MDXFIND is a free tool available here: https://hashes.org/mdxfind.php
Most password cracking programs require three things. A list of the hashes you want to crack, the algorithm that they’re in and a dictionary that you would like to use for your attempts. MDXFIND is for when you have hashes and a dictionary, but you’re not sure what format the hashes are in. Let’s take a quick look at the syntax of an example.
The hashes we want to crack are the following:
- FC24F5B01909FF7A055933F6C0CD06BFAC60D3DC
- 47FA7B070774F637F4D6D6D0B97779EBA27A37CE
- 3D616AA9E23DBDB2F4627C1177C9C0A2AD63F6C2
- 76E826553BF74EC8DB0E91269816C858503F482E
- B475650D6B2694E23BCEFCCD5B52840AC72C8D44
- 03614A326B53D31D4F3B780BB275A0A50781C0E4
- CCB2ACE7865D60C1410A0D9BF5B37BB2F6237A05
By default MDXFIND wants a file of salts to use since several of its formats use salts. In this case, there doesn’t appear to be any salts so we’re going to tell MDXFIND to only make guesses for formats that do not utilize salts. Our syntax now contains:
mdxfind.exe -h ALL -h !salt -f new_day4_hashes.txt rockyou.txt
- “-h ALL” to say all hash formats
- “-h !salt” to say except for formats which require a salt
- “-f new_day4_hashes.txt” to point at the hashes to be cracked
- “rockyou.txt” the dictionary of guesses that we want to try
Since we’re not utilizing a fast GPU cracker like Hashcat, we want to choose a small dictionary like rockyou for this type of work.

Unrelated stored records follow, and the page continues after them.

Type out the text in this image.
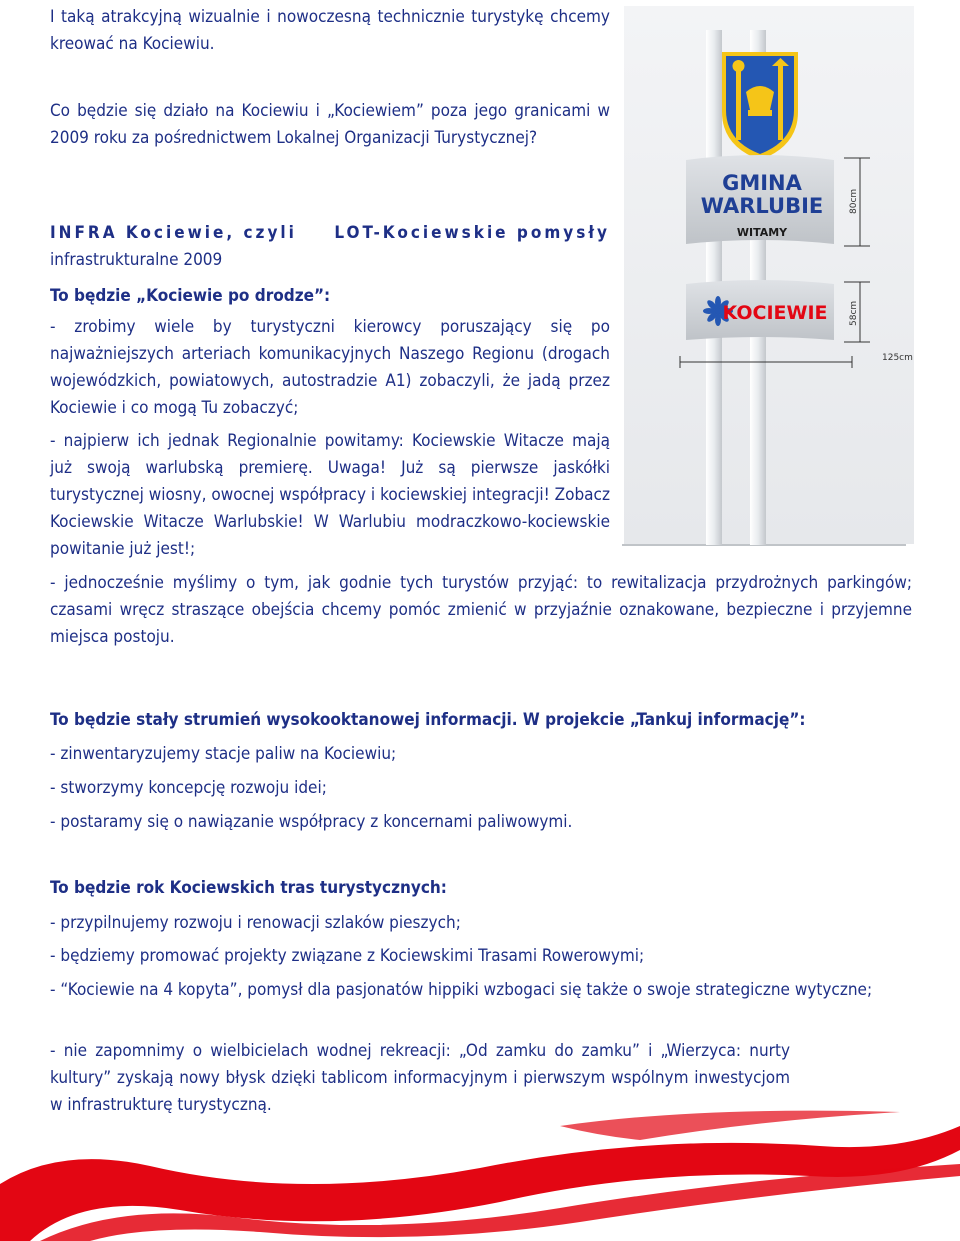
I taką atrakcyjną wizualnie i nowoczesną technicznie turystykę chcemy kreować na Kociewiu.

Co będzie się działo na Kociewiu i „Kociewiem” poza jego granicami w 2009 roku za pośrednictwem Lokalnej Organizacji Turystycznej?

INFRA Kociewie, czyli LOT-Kociewskie pomysły
infrastrukturalne 2009

To będzie „Kociewie po drodze”:

- zrobimy wiele by turystyczni kierowcy poruszający się po najważniejszych arteriach komunikacyjnych Naszego Regionu (drogach wojewódzkich, powiatowych, autostradzie A1) zobaczyli, że jadą przez Kociewie i co mogą Tu zobaczyć;

- najpierw ich jednak Regionalnie powitamy: Kociewskie Witacze mają już swoją warlubską premierę. Uwaga! Już są pierwsze jaskółki turystycznej wiosny, owocnej współpracy i kociewskiej integracji! Zobacz Kociewskie Witacze Warlubskie! W Warlubiu modraczkowo-kociewskie powitanie już jest!;

- jednocześnie myślimy o tym, jak godnie tych turystów przyjąć: to rewitalizacja przydrożnych parkingów; czasami wręcz straszące obejścia chcemy pomóc zmienić w przyjaźnie oznakowane, bezpieczne i przyjemne miejsca postoju.

To będzie stały strumień wysokooktanowej informacji. W projekcie „Tankuj informację”:

- zinwentaryzujemy stacje paliw na Kociewiu;

- stworzymy koncepcję rozwoju idei;

- postaramy się o nawiązanie współpracy z koncernami paliwowymi.

To będzie rok Kociewskich tras turystycznych:

- przypilnujemy rozwoju i renowacji szlaków pieszych;

- będziemy promować projekty związane z Kociewskimi Trasami Rowerowymi;

- “Kociewie na 4 kopyta”, pomysł dla pasjonatów hippiki wzbogaci się także o swoje strategiczne wytyczne;

- nie zapomnimy o wielbicielach wodnej rekreacji: „Od zamku do zamku” i „Wierzyca: nurty kultury” zyskają nowy błysk dzięki tablicom informacyjnym i pierwszym wspólnym inwestycjom w infrastrukturę turystyczną.

GMINA
WARLUBIE
WITAMY
KOCIEWIE
80cm
58cm
125cm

Once started, you can see that it’s a slow process due to the large amount of hash formats that MDXFIND is trying.
Within a few minutes, we have success. One of the hashes cracks to the password “frenchfries” with the hashing algorithm of “SQL5x01”. The “x01” stands for one round. We can ask MDXFIND to try multiple rounds of hash formats in case developers use nested algorithms to make “custom” hash formats.
Now that we know what the format is we can stop the process and restart it specifying SQL5 as the format with “-h SQL5”. All of the hashes crack within 30 seconds.
In real life all of the hashes would likely not crack so quickly but once you find out what the algorithm is, you can use tools such as Hashcat to crack the remaining hashes at a much faster rate.